Peritoneal Dialysis International ◽

10.1177/089686088900900307 ◽

1989 ◽

Vol 9 (3) ◽

pp. 175-178 ◽

Cited By ~ 12

Author(s):

Richard Swartz ◽

Janice Reynolds ◽

Patricia Lees ◽

Leslie Rocher

Keyword(s):

Peritoneal Dialysis ◽

Continuous Ambulatory Peritoneal Dialysis ◽

Sodium Hypochlorite ◽

Patient Preference ◽

Residual Effect ◽

Insufficient Data ◽

University Of Michigan ◽

Baxter Healthcare

Disadvantages of continuous ambulatory peritoneal dialysis (CAPD), such as inconvenience and bulkiness of the apparatus, inflexibility of infusion volume, and predictable peritonitis incidence may be altered by using systems which allow disconnection from the tubing and bag after each exchange.

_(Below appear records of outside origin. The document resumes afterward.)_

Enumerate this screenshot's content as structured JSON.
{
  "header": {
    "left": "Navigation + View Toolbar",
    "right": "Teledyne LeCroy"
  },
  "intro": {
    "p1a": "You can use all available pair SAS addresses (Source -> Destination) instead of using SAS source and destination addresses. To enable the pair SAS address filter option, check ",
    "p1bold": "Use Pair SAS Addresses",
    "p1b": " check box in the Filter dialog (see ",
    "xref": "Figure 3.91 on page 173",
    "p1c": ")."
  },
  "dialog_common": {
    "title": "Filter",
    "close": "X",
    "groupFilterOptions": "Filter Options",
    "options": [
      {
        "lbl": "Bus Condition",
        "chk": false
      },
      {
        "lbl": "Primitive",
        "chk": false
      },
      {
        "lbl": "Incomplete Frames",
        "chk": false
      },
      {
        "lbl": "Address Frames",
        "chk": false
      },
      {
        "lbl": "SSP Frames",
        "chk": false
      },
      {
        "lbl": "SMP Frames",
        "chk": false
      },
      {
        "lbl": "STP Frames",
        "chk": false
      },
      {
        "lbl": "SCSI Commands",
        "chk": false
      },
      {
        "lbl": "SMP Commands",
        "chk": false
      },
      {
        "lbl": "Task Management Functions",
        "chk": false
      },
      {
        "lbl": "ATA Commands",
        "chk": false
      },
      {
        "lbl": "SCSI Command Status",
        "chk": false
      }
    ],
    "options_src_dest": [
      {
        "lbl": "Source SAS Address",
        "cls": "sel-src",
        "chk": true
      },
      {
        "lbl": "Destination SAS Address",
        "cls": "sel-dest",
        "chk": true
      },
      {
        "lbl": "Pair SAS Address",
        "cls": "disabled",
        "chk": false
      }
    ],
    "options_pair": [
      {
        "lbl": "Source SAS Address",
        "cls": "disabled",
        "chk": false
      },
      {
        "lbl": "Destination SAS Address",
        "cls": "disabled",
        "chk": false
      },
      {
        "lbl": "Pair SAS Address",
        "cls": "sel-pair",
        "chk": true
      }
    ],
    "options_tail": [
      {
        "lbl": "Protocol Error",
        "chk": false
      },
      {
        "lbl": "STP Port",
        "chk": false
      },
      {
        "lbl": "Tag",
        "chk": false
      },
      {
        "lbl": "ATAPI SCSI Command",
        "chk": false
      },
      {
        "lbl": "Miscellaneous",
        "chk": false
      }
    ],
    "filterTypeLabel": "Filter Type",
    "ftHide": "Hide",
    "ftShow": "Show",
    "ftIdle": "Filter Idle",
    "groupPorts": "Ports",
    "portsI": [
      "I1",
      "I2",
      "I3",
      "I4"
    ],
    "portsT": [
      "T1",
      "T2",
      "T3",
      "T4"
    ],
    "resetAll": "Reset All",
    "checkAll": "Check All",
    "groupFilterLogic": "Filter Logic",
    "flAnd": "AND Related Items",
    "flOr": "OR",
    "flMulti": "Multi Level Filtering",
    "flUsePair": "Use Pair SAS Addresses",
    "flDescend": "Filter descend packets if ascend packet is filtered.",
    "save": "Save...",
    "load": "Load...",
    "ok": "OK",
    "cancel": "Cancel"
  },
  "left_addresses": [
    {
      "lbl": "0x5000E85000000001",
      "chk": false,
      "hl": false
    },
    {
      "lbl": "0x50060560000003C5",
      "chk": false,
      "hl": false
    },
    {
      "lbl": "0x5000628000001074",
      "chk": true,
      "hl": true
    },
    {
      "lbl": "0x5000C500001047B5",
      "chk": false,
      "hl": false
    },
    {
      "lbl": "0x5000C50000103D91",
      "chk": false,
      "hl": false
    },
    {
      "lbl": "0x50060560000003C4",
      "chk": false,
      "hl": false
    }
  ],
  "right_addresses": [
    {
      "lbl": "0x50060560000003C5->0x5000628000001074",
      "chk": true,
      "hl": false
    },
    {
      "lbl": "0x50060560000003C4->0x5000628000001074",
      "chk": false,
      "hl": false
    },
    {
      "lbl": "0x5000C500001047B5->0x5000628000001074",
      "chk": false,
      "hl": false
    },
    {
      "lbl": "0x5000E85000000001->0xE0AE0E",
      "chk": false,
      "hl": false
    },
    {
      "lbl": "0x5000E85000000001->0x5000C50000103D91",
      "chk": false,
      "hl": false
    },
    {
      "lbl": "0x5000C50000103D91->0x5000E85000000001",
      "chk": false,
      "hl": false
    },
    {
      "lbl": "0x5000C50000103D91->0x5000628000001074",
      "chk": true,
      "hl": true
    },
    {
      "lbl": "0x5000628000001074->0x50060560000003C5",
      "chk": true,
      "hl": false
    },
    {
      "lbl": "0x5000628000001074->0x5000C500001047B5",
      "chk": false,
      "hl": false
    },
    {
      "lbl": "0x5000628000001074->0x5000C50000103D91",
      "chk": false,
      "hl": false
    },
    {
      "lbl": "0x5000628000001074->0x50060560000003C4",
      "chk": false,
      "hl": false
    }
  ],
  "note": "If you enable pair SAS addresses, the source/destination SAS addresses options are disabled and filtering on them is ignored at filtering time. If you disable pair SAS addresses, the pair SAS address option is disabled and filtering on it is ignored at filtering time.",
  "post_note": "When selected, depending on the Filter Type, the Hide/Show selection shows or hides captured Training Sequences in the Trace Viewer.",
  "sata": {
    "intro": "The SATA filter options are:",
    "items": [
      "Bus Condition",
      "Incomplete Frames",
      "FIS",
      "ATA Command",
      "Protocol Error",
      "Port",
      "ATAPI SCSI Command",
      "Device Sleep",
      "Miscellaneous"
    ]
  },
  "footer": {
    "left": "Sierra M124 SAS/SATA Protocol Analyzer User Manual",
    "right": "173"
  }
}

At University of Michigan we have followed 35 patients using the O set@ with sodium hypochlorite (Baxter Healthcare Corp.) for 15.5 ± 10 months, 16 patients using the Y configuration Ultraset® (Baxter Healthcare Corp.) for 8.1 ± 5 months, and 6 patients using a universal adapter (Delmed Corp.) for 14.3 ± 7 months. Failure occurred in 7 cases (18%) at 12 ± 8 months using the O set (3 elective, 3 related to peritonitis, 1 ultrafiltration difficulty), and 1 (7%) at 3 months using the Ultraset (related to peritonitis). Accidental sodium hypochlorite infusion occurred 8 times in 6 patients, 4 patients still on CAPD without residual effect and 2 in whom infusion contributed to failure but not to ultrafiltration difficulty. Cumulative per-patient-year (episode/ months) peritonitis rates of 0.75 (1/16.4), 0.65 (1/18.4) and 0.88 (1/14.3), respectively, compare favorably with the overall center experience of 0.96 (1/12.2) (NIH-CAPD Registry). Peritonitis rates did not differ during use of any of the disconnect systems between patients with prior CAPD experience compared to patients without prior CAPD experience. More important, however, in patients with prior CAPD experience, peritonitis rates after initiation of the disconnect system tended to be lower than rates before disconnect with both the O set, 0.66 (1/18.1) vs. 1.18 (1/10.2) (n = 16, p < 0.09) and Ultraset, 0.46 (1/26.1) vs. 1.54 (1/7.9) (n = 6, p < 0.03), with insufficient data (n = 2) for the universal set. In conclusion, disconnect systems favorably influence not only patient preference for CAPD and ability to vary CAPD infusion volume, but also the frequency of peritonitis during long term use.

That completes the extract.